Die Geschichte der Familie Schwartz

Von Elfie Hartmann Die Sanierung der Schwartzschen Villa und der Umbau zum Kulturhaus dauerte dreieinhalb Jahre. Unter der Federführung der Architekturwerkstatt Pitz Brenne wurde das Gebäude soweit möglich nach historischem Vorbild wiederhergestellt,
Die Schwartzsche Villa. Foto: Elfie Hartmann

gleichzeitig jedoch den neuen Nutzungsbedingungen und dem Raumbedarf angepasst. Wieder geöffnet wurde die Decke zwischen dem Erdgeschoss und dem ersten Obergeschoss, sodass der ursprüngliche Gedanke eines Lichthofs wieder umgesetzt werden konnte. Die unter Denkmalschutz stehenden Fassaden wurden weitestgehend wiederhergestellt, fehlende Teile nach historischen Vorbild ergänzt und hinzu kamen zwei erforderliche Bauteile: Ein Aufzug sowie ein Glasdach im Atelier im Dachgeschoss. Am 3. September 1995, genau 100 Jahre nach dem Baubeginn der Villa Schwartz, fand die feierliche Eröffnung des Kulturhauses „Schwartzsche Villa“ statt. Doch von Anfang an:

Der Bankier im Kaiserreich

Carl Albert Schwartz wurde am 23.8.1828 als fünftes und jüngstes Kind einer Berliner Kaufmannsfamilie geboren. Wie sein älterer Bruder trat er in das Bankgeschäft ein und machte rasch als Bankier Karriere. Nach einer Lehre trat er 1852 in das Privatbankhaus Robert Warschauer & Co. ein. Das Bankhaus wurde 1849 als Berliner Dépendance der Königsberger Bank Oppenheim und Warschauer gegründet und entwickelte sich in den folgenden Jahrzehnten zu einer der wichtigsten Privatbanken in Berlin. Gemeinsam mit Eduard Veit leitete Carl Schwartz die Bank- und Börsengeschäfte des von Familie Warschauer und Oppenheim geführten Bankhauses. 1884 stieg er zum Teilhaber der Privatbank auf.
Mit dieser Stellung einher ging ein wirtschaftlicher Aufstieg. Als Mitglied der Korporation der Berliner Kaufmannschaft wurde Carl Schwartz in den 1890er Jahren in das Ältestenkollegium der Korporation gewählt, dem die wichtigsten Vertreter der Berliner Wirtschafts- und Finanzwelt angehörten. Die Ältesten der Kaufmannschaft wirkten durch Gutachten und Stellungnahmen auf die Arbeit von Ministerien und Behörden sowie auf Gesetzesvorhaben ein. Zudem dienten ihre wöchentlichen Treffen der Vernetzung und dem Austausch, sodass die Ältesten stets über einen beträchtlichen Informationsvorsprung verfügten. Gerade ohnehin erfolgreiche Unternehmer und Bankiers nutzten diesen Vorteil und vervielfachten ihren persönlichen Kapitalbesitz in der wirtschaftlichen Hochkonjunktur bis zum Ersten Weltkrieg um das vier- bis sechsfache.
Auch Carl Schwartz besaß nach Schätzungen von 1913 ein Vermögen von 11 bis 12 Millionen Mark. Bei seiner Testamentseröffnung im Sommer 1915 wurde der Nachlasswert mit 7.700.000 Mark angegeben.

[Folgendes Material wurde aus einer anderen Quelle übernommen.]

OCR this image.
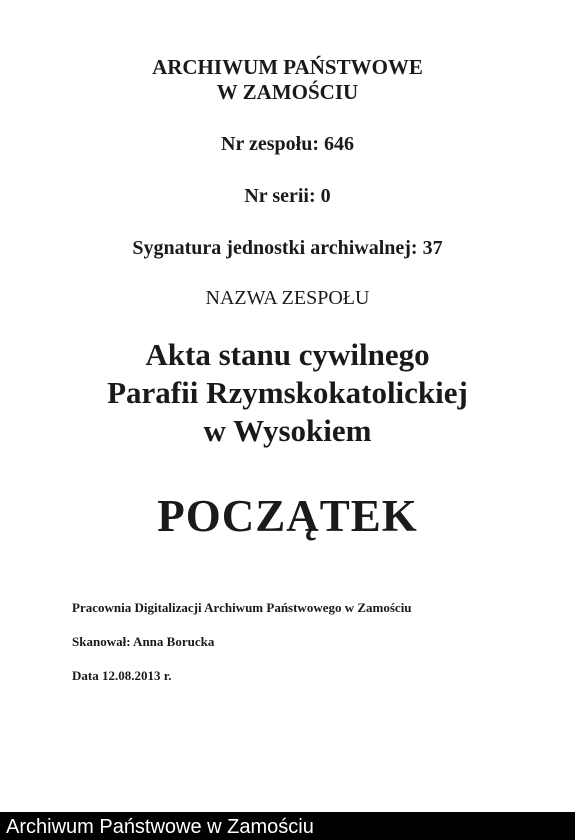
ARCHIWUM PAŃSTWOWE
W ZAMOŚCIU
Nr zespołu: 646
Nr serii: 0
Sygnatura jednostki archiwalnej: 37
NAZWA ZESPOŁU
Akta stanu cywilnego
Parafii Rzymskokatolickiej
w Wysokiem
POCZĄTEK
Pracownia Digitalizacji Archiwum Państwowego w Zamościu
Skanował: Anna Borucka
Data 12.08.2013 r.
Archiwum Państwowe w Zamościu
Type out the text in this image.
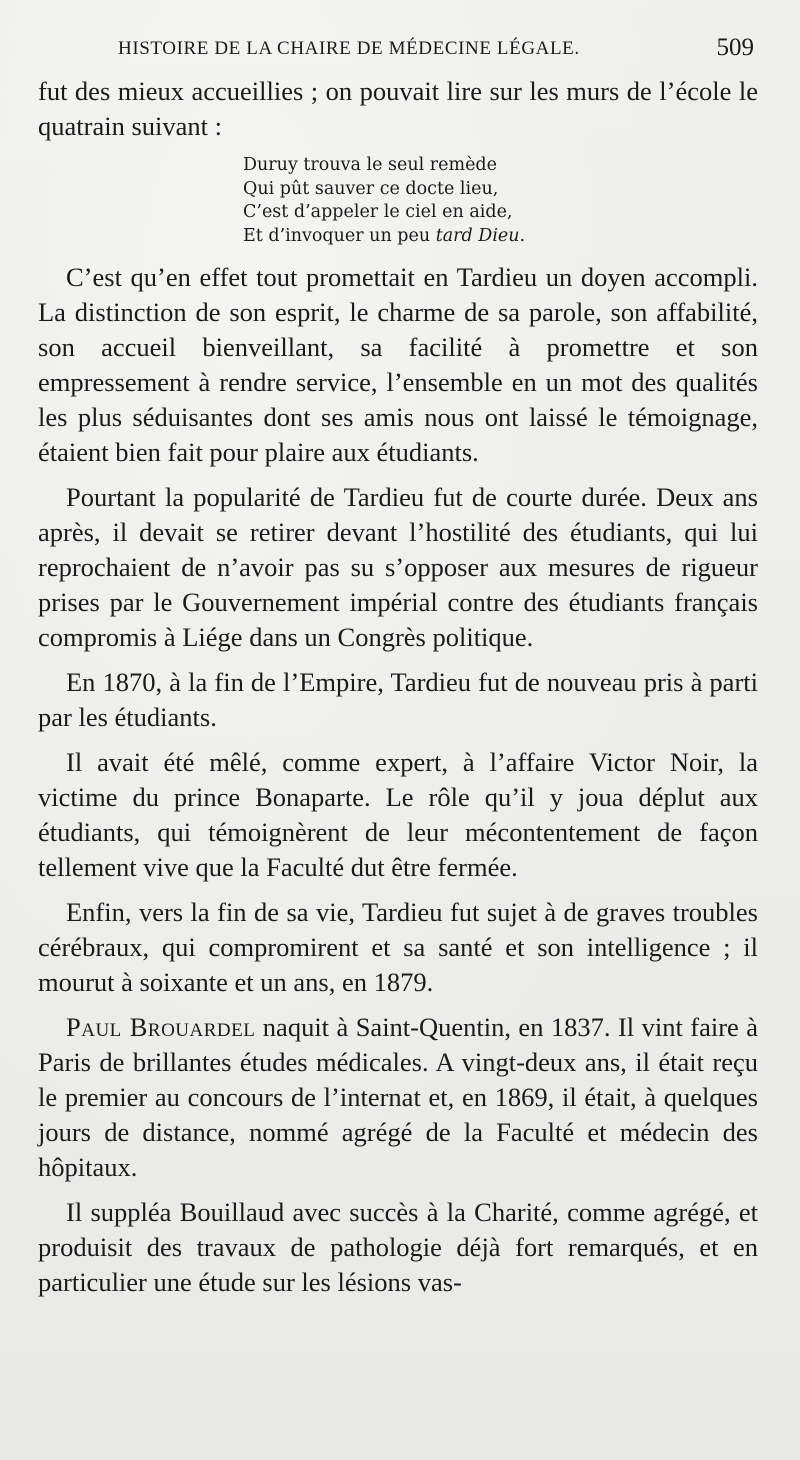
HISTOIRE DE LA CHAIRE DE MÉDECINE LÉGALE.	509

fut des mieux accueillies ; on pouvait lire sur les murs de l’école le quatrain suivant :

Duruy trouva le seul remède
Qui pût sauver ce docte lieu,
C’est d’appeler le ciel en aide,
Et d’invoquer un peu tard Dieu.

C’est qu’en effet tout promettait en Tardieu un doyen accompli. La distinction de son esprit, le charme de sa parole, son affabilité, son accueil bienveillant, sa facilité à promettre et son empressement à rendre service, l’ensemble en un mot des qualités les plus séduisantes dont ses amis nous ont laissé le témoignage, étaient bien fait pour plaire aux étudiants.

Pourtant la popularité de Tardieu fut de courte durée. Deux ans après, il devait se retirer devant l’hostilité des étudiants, qui lui reprochaient de n’avoir pas su s’opposer aux mesures de rigueur prises par le Gouvernement impérial contre des étudiants français compromis à Liége dans un Congrès politique.

En 1870, à la fin de l’Empire, Tardieu fut de nouveau pris à parti par les étudiants.

Il avait été mêlé, comme expert, à l’affaire Victor Noir, la victime du prince Bonaparte. Le rôle qu’il y joua déplut aux étudiants, qui témoignèrent de leur mécontentement de façon tellement vive que la Faculté dut être fermée.

Enfin, vers la fin de sa vie, Tardieu fut sujet à de graves troubles cérébraux, qui compromirent et sa santé et son intelligence ; il mourut à soixante et un ans, en 1879.

Paul Brouardel naquit à Saint-Quentin, en 1837. Il vint faire à Paris de brillantes études médicales. A vingt-deux ans, il était reçu le premier au concours de l’internat et, en 1869, il était, à quelques jours de distance, nommé agrégé de la Faculté et médecin des hôpitaux.

Il suppléa Bouillaud avec succès à la Charité, comme agrégé, et produisit des travaux de pathologie déjà fort remarqués, et en particulier une étude sur les lésions vas-
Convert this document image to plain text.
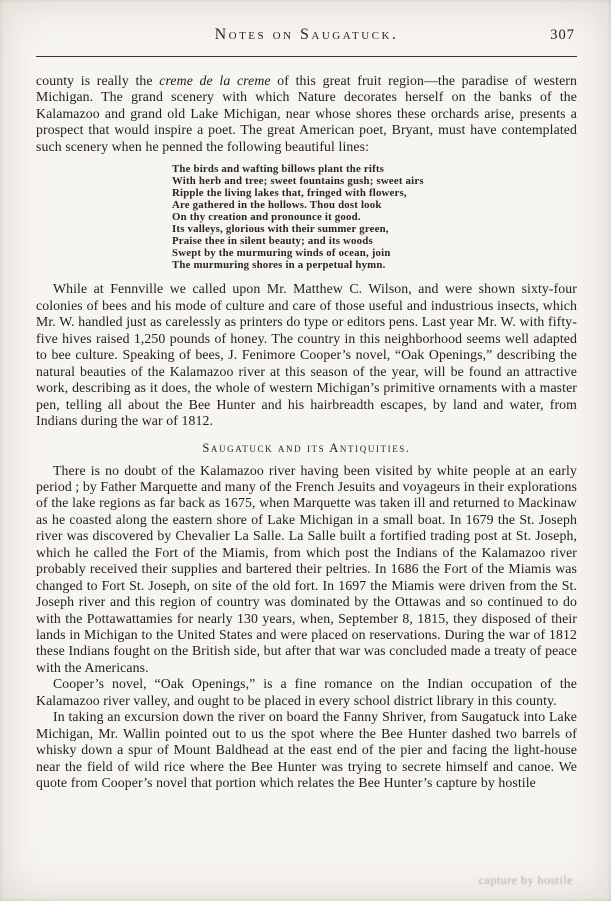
Notes on Saugatuck.	307

county is really the creme de la creme of this great fruit region—the paradise of western Michigan. The grand scenery with which Nature decorates herself on the banks of the Kalamazoo and grand old Lake Michigan, near whose shores these orchards arise, presents a prospect that would inspire a poet. The great American poet, Bryant, must have contemplated such scenery when he penned the following beautiful lines:

The birds and wafting billows plant the rifts
With herb and tree; sweet fountains gush; sweet airs
Ripple the living lakes that, fringed with flowers,
Are gathered in the hollows. Thou dost look
On thy creation and pronounce it good.
Its valleys, glorious with their summer green,
Praise thee in silent beauty; and its woods
Swept by the murmuring winds of ocean, join
The murmuring shores in a perpetual hymn.

While at Fennville we called upon Mr. Matthew C. Wilson, and were shown sixty-four colonies of bees and his mode of culture and care of those useful and industrious insects, which Mr. W. handled just as carelessly as printers do type or editors pens. Last year Mr. W. with fifty-five hives raised 1,250 pounds of honey. The country in this neighborhood seems well adapted to bee culture. Speaking of bees, J. Fenimore Cooper’s novel, “Oak Openings,” describing the natural beauties of the Kalamazoo river at this season of the year, will be found an attractive work, describing as it does, the whole of western Michigan’s primitive ornaments with a master pen, telling all about the Bee Hunter and his hairbreadth escapes, by land and water, from Indians during the war of 1812.

Saugatuck and its Antiquities.

There is no doubt of the Kalamazoo river having been visited by white people at an early period ; by Father Marquette and many of the French Jesuits and voyageurs in their explorations of the lake regions as far back as 1675, when Marquette was taken ill and returned to Mackinaw as he coasted along the eastern shore of Lake Michigan in a small boat. In 1679 the St. Joseph river was discovered by Chevalier La Salle. La Salle built a fortified trading post at St. Joseph, which he called the Fort of the Miamis, from which post the Indians of the Kalamazoo river probably received their supplies and bartered their peltries. In 1686 the Fort of the Miamis was changed to Fort St. Joseph, on site of the old fort. In 1697 the Miamis were driven from the St. Joseph river and this region of country was dominated by the Ottawas and so continued to do with the Pottawattamies for nearly 130 years, when, September 8, 1815, they disposed of their lands in Michigan to the United States and were placed on reservations. During the war of 1812 these Indians fought on the British side, but after that war was concluded made a treaty of peace with the Americans.

Cooper’s novel, “Oak Openings,” is a fine romance on the Indian occupation of the Kalamazoo river valley, and ought to be placed in every school district library in this county.

In taking an excursion down the river on board the Fanny Shriver, from Saugatuck into Lake Michigan, Mr. Wallin pointed out to us the spot where the Bee Hunter dashed two barrels of whisky down a spur of Mount Baldhead at the east end of the pier and facing the light-house near the field of wild rice where the Bee Hunter was trying to secrete himself and canoe. We quote from Cooper’s novel that portion which relates the Bee Hunter’s capture by hostile

capture by hostile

Das preußische Dorf Steglitz

Bereits Mitte des 19. Jahrhunderts war Steglitz ein beliebter Ort für die Sommerfrische. Die verkehrsgünstige Lage an der Landstraße Berlin-Potsdam und an der Eisenbahnstrecke zwischen den beiden Residenzstädten machte das preußische Dorf für Ausflügler attraktiv. Ab den 1870er Jahren wurde es von den Berlinern angesichts stadtnaher und preisgünstiger Grundstücke sowie Steuervergünstigungen zunehmend als Wohnort entdeckt.
Auf dem Grundstück in der Schloßstraße, Ecke Grunewaldstraße, wurde bereits zwischen 1866 und 1871 eine Sommervilla eröffnet: Nach seiner Hochzeit mit Lydia Hermanny ließ der Bankier Wilhelm Maurer (1834-1887) hier die „Villa Lydia“ bauen, die in den folgenden Jahren durch ein Stallgebäude, ein Gewächs- und ein Treibhaus sowie eine Gärtnerwohnung ergänzt wurde. Maurer vergrößerte das Grundstück durch Ankauf eines Teils des angrenzenden ehemaligen Obstgartens der Domäne Steglitz und legte einen prachtvollen Garten an. Nach seinem Tod verkaufte seine Witwe die Villa um 1890 an Carl Schwartz, bei dessen Tochter Gabriele sie 1871 als Taufzeugin fungiert hatte.
Carl Schwartz, der seinen Hauptwohnsitz in der Bellevuestraße in Tiergarten hatte, folgte mit dem Kauf des Steglitzer Grundstückes einem Trend seiner Zeit: Für die Mitglieder der gehobenen Gesellschaft Berlins wurde es ein Muss, einen repräsentativen Wohnsitz in einer der entstehenden Villenkolonien zu besitzen. Die Familie Schwartz nutzte zunächst die bestehende Villa Lydia als Sommerwohnung. 1895 gab Schwartz den Bau einer Villa in Auftrag, die vermutlich nicht nur als Sommersitz, sondern auch als Altersruhesitz gedacht war.
Als Architekten gewann der Bankier Christian Heidecke, (1837-1925), der mit seinen edlen Wohnbauten am Tiergarten zu einem der beliebtesten Villenarchitekten des gehobenen Bürgertums geworden war. Christian Heidecke entwarf für Carl Schwartz zunächst eine Villa im klassizistischen Stil, die seinen Entwürfen für andere Villenbauten am Rande des Tiergartens ähnelte. Geplant war ein zweigeschossiges Gebäude mit einem schiefergedeckten Walmdach. Die stuckverzierten Fassaden waren zunächst eher schlicht gehalten.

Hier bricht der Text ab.